Everybody has a favorite sports memory, a moment trapped in nostalgia that can come back so vividly that you can see every color, hear every noise, and feel the exact energy of the scene. For most Heat fans, that moment might be Ray Allen’s buzzer-beater to send the Heat into game seven against the Spurs, it might be LeBron’s “decision,” but for me, nothing will ever top the day Dwayne Wade became my sports hero.
I was eight years old when my mother took me and my brother to my first ever sporting event: a midseason Heat-Jazz game at American Airlines Arena. Up until this point of the season, the Heat were 8-19 and the Jazz were 15-14. The Heat were just two seasons removed from their championship in 2006 and had become the worst team in the league. At the end of the season, Miami finished with a league-worst 15 wins. Utah was in the midst of a resurgence led by all-star point guard Deron Williams.

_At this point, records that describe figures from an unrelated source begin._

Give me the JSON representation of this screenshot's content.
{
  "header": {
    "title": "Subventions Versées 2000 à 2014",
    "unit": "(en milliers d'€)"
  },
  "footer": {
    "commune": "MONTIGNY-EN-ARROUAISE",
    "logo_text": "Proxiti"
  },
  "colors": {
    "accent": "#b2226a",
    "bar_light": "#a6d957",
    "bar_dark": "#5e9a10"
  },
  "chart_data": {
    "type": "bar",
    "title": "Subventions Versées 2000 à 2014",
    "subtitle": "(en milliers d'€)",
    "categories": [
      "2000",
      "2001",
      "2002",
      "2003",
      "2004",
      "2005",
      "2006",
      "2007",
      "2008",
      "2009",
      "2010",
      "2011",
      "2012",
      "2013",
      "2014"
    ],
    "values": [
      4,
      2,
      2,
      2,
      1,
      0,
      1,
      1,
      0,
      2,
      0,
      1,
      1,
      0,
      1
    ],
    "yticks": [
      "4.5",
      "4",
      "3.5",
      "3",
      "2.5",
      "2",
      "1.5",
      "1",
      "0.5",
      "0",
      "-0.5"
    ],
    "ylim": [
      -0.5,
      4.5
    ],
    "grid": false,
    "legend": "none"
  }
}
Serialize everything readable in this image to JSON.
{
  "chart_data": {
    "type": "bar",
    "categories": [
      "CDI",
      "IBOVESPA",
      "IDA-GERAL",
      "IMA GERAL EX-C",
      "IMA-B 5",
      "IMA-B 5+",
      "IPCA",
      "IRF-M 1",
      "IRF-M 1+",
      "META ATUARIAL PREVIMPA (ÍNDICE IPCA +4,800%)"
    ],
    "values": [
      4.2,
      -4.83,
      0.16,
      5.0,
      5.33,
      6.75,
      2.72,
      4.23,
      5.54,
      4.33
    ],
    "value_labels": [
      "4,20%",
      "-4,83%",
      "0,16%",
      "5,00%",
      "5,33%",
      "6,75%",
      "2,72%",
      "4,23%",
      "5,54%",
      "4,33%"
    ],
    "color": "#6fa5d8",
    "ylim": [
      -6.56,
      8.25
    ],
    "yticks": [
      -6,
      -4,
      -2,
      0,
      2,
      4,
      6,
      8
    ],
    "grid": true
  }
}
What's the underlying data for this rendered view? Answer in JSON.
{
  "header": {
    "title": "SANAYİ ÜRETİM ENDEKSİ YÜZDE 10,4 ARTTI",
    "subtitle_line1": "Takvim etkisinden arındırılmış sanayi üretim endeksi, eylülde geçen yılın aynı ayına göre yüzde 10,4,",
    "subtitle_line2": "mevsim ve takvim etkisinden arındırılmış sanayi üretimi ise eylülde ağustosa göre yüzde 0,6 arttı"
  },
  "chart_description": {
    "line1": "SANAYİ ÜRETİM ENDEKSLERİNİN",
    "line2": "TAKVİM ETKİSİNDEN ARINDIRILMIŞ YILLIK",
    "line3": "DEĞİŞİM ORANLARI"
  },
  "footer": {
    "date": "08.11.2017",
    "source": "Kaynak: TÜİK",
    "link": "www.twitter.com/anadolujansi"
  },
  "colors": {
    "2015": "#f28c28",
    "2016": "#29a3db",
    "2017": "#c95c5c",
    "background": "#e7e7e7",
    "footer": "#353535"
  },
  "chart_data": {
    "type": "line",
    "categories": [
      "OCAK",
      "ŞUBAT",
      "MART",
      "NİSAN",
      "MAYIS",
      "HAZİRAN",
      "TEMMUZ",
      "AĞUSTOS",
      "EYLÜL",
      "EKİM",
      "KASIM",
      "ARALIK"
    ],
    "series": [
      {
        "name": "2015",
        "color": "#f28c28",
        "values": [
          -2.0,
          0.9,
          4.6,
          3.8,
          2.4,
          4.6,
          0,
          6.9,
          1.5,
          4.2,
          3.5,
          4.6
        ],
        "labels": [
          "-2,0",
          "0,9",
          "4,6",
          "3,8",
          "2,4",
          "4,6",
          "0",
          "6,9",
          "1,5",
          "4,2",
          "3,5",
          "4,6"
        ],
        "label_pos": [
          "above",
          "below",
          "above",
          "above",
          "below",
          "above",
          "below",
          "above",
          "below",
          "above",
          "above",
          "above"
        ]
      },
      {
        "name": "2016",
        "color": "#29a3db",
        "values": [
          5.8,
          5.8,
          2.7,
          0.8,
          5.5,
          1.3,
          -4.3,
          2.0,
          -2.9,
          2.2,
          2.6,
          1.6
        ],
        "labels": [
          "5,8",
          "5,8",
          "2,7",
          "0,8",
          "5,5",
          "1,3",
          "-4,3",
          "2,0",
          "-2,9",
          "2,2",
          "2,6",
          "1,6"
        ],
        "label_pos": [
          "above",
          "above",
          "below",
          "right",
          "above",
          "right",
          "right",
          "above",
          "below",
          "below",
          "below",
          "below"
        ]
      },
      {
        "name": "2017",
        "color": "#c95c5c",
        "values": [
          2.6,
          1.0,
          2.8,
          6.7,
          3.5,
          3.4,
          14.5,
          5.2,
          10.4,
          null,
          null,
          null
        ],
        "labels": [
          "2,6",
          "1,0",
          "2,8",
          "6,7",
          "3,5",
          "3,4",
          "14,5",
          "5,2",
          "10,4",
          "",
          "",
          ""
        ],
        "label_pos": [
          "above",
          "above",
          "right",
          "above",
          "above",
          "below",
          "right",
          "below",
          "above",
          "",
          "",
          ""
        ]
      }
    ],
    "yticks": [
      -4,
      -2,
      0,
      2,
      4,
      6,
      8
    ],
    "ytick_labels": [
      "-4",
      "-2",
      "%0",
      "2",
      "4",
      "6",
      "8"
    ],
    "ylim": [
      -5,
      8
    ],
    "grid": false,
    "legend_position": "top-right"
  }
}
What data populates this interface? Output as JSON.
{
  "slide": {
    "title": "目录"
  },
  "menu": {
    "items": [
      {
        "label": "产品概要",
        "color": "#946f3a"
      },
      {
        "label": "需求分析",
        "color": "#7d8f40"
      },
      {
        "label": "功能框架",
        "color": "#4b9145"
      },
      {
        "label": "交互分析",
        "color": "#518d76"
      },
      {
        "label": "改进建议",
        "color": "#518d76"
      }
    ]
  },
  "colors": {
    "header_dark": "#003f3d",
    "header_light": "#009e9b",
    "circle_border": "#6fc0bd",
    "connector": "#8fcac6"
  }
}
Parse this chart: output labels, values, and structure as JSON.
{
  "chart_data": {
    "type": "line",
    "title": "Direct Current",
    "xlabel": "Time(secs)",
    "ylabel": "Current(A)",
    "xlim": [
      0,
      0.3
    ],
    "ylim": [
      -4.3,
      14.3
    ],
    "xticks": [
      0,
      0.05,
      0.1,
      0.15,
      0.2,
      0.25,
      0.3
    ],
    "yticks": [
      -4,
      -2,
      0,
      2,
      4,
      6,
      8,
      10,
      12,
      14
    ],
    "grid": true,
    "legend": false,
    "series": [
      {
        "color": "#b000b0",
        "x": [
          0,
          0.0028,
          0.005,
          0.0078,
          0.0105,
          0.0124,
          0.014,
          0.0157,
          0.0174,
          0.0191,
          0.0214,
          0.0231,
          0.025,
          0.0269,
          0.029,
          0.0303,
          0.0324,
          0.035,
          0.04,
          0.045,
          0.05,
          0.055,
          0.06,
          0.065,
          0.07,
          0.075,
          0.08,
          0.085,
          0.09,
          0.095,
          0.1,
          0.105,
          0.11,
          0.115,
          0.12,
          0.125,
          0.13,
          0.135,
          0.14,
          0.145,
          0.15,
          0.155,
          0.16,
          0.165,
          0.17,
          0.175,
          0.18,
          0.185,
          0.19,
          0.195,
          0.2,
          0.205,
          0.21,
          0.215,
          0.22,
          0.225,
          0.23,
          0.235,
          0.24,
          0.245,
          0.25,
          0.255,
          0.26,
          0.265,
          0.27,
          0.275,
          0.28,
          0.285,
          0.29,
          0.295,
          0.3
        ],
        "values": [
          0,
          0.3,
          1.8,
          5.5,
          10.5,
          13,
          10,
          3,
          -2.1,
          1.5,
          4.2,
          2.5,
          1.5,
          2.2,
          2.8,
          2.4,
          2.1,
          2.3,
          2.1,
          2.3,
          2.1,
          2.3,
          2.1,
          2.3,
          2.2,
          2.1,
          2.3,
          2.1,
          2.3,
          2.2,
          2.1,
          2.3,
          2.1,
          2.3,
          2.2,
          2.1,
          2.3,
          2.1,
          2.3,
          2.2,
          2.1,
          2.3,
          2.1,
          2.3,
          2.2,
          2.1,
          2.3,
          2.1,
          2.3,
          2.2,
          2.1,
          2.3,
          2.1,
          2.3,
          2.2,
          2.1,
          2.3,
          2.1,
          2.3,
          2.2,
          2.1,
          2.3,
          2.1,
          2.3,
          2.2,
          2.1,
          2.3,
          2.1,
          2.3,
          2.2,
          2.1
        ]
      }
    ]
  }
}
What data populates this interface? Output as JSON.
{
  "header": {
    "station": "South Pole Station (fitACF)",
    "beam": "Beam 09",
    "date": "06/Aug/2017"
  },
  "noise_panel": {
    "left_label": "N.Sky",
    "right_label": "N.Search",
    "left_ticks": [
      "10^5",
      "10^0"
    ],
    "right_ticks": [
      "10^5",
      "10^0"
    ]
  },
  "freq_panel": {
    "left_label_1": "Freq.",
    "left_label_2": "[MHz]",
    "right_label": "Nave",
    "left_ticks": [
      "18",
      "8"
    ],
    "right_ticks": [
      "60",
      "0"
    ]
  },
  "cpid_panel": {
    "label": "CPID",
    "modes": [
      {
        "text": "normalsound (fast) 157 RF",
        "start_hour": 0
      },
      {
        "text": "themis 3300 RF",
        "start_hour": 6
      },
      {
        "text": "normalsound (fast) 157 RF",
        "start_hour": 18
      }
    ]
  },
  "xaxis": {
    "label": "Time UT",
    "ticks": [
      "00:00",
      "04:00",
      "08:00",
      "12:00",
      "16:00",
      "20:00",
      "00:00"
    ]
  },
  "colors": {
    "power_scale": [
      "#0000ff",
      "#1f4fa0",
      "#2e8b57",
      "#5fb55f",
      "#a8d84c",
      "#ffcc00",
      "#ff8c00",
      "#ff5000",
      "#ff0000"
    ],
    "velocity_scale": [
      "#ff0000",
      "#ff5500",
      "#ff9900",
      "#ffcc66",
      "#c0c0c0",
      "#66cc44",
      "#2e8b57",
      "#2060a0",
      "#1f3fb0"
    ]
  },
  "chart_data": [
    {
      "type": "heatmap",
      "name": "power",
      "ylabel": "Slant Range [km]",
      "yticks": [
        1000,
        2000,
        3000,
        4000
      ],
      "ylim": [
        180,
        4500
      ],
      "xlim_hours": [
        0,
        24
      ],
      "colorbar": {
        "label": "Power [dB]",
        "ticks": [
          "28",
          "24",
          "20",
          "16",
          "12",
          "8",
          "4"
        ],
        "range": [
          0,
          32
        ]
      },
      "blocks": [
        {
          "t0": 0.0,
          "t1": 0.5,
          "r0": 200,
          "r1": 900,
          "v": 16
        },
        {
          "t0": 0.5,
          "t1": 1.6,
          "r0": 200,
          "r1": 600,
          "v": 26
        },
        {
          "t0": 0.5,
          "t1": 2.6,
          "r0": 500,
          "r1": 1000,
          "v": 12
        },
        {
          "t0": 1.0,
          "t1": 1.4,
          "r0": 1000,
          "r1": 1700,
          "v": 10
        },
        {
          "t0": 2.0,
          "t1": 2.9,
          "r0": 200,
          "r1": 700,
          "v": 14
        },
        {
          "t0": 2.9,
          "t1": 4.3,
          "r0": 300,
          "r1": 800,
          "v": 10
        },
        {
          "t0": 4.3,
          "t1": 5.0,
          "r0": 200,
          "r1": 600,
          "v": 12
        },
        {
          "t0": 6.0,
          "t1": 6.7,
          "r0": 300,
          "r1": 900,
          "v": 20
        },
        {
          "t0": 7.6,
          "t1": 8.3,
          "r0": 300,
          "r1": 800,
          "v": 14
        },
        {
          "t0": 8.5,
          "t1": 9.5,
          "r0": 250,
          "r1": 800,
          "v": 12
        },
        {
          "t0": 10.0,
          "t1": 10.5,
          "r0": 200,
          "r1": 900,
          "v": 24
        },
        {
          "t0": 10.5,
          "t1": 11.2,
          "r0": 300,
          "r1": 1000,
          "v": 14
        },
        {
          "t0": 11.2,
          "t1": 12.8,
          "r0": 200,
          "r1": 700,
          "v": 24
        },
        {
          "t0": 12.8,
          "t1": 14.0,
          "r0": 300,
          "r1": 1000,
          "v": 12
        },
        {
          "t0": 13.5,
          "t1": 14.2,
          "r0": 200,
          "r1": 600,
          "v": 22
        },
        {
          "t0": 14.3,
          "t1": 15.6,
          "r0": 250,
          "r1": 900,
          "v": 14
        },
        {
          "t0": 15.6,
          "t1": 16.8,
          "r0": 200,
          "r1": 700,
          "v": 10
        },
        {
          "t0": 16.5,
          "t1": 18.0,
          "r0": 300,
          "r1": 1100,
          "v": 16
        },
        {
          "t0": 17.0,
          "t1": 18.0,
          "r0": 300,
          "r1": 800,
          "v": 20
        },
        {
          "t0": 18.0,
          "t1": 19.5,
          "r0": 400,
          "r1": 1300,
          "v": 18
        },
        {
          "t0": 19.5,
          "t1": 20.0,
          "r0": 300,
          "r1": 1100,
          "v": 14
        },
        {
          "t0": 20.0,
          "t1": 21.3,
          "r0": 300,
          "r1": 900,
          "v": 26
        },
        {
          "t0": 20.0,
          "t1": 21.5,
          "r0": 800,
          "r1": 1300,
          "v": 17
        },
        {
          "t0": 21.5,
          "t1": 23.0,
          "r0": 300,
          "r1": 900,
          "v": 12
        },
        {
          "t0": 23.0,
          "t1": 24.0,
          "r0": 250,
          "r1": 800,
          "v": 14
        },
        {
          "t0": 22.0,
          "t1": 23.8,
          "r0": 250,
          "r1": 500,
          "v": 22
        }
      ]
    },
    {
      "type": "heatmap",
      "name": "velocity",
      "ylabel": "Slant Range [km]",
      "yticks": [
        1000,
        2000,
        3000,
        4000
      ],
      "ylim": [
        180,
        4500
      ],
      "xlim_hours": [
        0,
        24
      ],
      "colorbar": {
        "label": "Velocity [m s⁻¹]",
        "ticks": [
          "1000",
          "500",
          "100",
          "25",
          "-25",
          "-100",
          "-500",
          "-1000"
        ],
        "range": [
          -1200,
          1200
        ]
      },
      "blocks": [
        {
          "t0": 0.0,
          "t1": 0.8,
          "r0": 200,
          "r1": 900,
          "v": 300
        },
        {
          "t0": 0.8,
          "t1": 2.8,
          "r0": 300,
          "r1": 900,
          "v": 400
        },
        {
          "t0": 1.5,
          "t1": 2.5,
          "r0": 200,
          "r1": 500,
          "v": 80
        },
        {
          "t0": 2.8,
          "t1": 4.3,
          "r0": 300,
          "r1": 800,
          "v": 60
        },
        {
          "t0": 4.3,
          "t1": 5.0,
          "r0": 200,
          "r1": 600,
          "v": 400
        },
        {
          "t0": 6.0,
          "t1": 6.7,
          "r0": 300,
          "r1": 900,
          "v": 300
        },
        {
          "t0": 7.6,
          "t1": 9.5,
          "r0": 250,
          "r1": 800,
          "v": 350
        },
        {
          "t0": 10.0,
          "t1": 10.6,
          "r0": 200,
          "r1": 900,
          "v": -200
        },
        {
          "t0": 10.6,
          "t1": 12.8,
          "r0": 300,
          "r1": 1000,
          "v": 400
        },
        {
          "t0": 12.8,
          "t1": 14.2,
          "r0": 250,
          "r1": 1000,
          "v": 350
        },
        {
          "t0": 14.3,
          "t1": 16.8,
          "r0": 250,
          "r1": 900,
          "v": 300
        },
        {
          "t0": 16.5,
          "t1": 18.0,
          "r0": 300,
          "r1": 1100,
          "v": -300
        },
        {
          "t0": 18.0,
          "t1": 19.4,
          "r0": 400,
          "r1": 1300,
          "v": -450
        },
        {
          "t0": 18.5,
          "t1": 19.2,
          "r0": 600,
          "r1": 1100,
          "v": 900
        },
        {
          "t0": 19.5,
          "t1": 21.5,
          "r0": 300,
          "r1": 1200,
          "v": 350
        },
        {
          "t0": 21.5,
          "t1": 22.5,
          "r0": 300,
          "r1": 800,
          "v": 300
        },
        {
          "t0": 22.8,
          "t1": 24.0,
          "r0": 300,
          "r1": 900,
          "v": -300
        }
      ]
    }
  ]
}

At eight years old, none of this meant anything to me. I knew I loved the Heat, and that they won a couple of years ago. I was wearing the 2006 championship shirt my mom picked me up from Sports Authority to the game. The other thing I knew was that Dwayne Wade was Miami’s favorite athlete, and that night, he proved that he was mine t as well.
The game was tight throughout, and the Jazz came back to tie the game at 102 points with just ten seconds left. Dwayne Wade brought the ball to half court, where he calmly dribbled with his back to the basket. With five seconds left, Wade exploded to the left of Deron Williams. With three seconds left, Wade stops his dribble, and pumps, causing Williams to fly past him. Wade then steps into his shot and fires. The ball clanks off of the top of the front rim and hangs in the air for what felt like an eternity. Somehow, the ball finds its way into the bottom of the net.
At that moment, Dwayne Wade became a superhero to me for the rest of my life. I know for a fact that I am not alone in this feeling. Entering his final season into the NBA, Dwayne Wade will be met with overwhelming cheers during every game, but for Miami, it will mean even more.
Wade has been ever-present in the Miami sports scene. Even after he left for Chicago and Cleveland, there was always a sense that he was simply on a hiatus, and would soon return to Wade County. Since being drafted in 2003, Wade has become the face of the Heat. Wade brought 3 championships, including the organization’s first in 2006, where he earned finals MVP. Wade played a pivotal role in luring LeBron James and Chris Bosh to Miami, leading the team to back to back championships in 2012 and 2013.
While other stars (including Shaq and LeBron) were present with Wade during the team’s successes, there was never any doubt about who the main attraction was. In Wade’s own words, “This is my house.” Dwayne Wade made Miami a sports town for the first time in modern history. Outside of the Dolphins’ dominance in the early seventies, Miami has rarely seen victory. But the Wade-era made Miami love sports again.
Miami too often receives flack for being a bandwagon basketball fan base, but nothing is further from the truth. Through thick and thin, the city was buzzing with basketball fever all thanks to Dwayne Wade’s electrifying play. Wade always gave something for us to root for (even during the down of seasons), and made a trip to the American Airlines Arena worthwhile. Much like when I was eight, the post-LeBron era started out rough, but I still attended multiple games to see a star perform.
While known for being the Heat’s star man on the court, Wade became legendary to the City of Miami due to his reputation away from the game. Wade has been involved with several charities in Miami and has organized multiple events in support of the community. In 2016, D-Wade put together a six-mile bike ride, which saw police officers and community members coming together to participate in the ride to raise awareness for community safety and to promote peace. If you were unaware, Wade was playing in Chicago for the Bulls at the time of the event, but his unparalleled commitment to Miami brought him back to the sunshine state for the event.
More recently, Dwayne Wade was a huge supporter of the survivors of the Marjory Stoneman Douglas shooting in Parkland, Florida. Wade met with students and donated thousands to the March For Our Lives. D-Wade commisioned an art exhibit that featured a mural of Joaquin Oliver, one of the murdered students who was buried in Wade’s jersey. Wade also created an ongoing scholarships named after the victims of the shooting.
Dwayne Wade does not just embody the Heat, he embodies the City of Miami. When Wade finishes his last dance in the American Airlines Arena, there will be an enormous hole in the Miami sports world. Fortunately for Heat fans, the memories we have of Wade will never be forgotten.